The islands were first sighted by British and American ships in the late 18th and early 19th centuries. The main island chain was named the Gilbert Islands in 1820 by a Russian admiral, Adam von Krusenstern, and French captain Louis Duperrey, after a British captain named Thomas Gilbert, who crossed the archipelago in 1788 when sailing from Australia to China. From the early 19th century, Western whalers, merchant vessels and slave traders visited the islands, introducing diseases and firearms. The first British settlers arrived in 1837. In 1892 the Gilbert Islands consented to become a British protectorate together with the nearby Ellice Islands. They were administered by the Western Pacific High Commission based in Fiji. Together they became the crown colony of the Gilbert and Ellice Islands in 1916. Kiritimati (Christmas Island) became part of the colony in 1919 and the Phoenix Islands were added in 1937.

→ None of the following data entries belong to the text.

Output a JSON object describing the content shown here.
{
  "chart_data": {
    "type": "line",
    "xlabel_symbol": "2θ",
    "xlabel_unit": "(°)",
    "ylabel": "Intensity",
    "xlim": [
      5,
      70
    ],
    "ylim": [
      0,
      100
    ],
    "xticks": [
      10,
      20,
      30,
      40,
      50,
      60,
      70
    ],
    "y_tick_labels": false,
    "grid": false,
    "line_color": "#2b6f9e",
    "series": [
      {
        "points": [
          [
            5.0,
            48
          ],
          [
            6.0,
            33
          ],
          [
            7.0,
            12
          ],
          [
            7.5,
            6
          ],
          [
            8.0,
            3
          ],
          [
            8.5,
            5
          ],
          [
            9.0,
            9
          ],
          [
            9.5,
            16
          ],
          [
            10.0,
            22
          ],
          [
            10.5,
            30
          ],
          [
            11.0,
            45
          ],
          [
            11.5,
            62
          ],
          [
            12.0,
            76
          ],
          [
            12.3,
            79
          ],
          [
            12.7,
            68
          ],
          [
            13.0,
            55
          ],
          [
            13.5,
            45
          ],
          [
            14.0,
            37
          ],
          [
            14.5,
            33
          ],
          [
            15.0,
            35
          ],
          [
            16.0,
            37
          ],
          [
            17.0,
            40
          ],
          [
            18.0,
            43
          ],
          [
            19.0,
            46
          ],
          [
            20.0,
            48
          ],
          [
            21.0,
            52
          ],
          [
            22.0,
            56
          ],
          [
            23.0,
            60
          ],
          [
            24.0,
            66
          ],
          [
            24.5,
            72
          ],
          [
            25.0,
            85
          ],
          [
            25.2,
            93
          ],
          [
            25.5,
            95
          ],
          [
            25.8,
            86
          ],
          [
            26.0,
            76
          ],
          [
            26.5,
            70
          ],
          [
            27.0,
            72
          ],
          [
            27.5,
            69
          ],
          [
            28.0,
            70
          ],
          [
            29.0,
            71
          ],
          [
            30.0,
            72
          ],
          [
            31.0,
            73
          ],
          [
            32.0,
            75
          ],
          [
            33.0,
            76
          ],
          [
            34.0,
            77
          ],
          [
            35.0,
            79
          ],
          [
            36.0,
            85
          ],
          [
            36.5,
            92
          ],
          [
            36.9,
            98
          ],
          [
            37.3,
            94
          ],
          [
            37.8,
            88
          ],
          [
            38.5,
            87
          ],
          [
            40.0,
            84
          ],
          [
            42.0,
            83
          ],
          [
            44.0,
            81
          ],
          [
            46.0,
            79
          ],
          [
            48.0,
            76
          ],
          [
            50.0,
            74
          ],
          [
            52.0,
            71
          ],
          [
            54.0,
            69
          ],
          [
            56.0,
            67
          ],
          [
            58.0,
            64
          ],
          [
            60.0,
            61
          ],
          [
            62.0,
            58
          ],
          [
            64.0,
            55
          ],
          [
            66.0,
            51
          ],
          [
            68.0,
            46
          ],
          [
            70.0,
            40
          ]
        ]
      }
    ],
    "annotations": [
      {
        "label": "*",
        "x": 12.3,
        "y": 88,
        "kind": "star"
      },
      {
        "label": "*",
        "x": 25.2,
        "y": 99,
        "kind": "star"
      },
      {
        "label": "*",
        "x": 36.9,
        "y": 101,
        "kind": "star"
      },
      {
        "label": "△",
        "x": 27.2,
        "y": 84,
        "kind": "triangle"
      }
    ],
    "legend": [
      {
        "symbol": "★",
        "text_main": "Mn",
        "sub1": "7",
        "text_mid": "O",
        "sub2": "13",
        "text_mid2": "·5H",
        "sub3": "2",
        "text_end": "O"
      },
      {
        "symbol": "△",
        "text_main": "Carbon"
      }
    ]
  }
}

Tarawa Atoll and others of the Gilbert group were occupied by Japan during World War II. Tarawa was the site of one of the bloodiest battles in US Marine Corps history. Marines landed in November 1943; the Battle of Tarawa was fought at Kiribati's former capital Betio on Tarawa Atoll.

Some of the islands of Kiribati, especially in the remote Line Islands, were formerly used by the United States and United Kingdom for nuclear weapons testing including hydrogen bombs in the late 1960s. he Gilbert and Ellice Islands gained self-rule in 1971, and were separated in 1975 and granted internal self-government by Britain. In 1978 the Ellice Islands became the independent nation of Tuvalu. The Gilbert Islands became independent as Kiribati on July 12, 1979.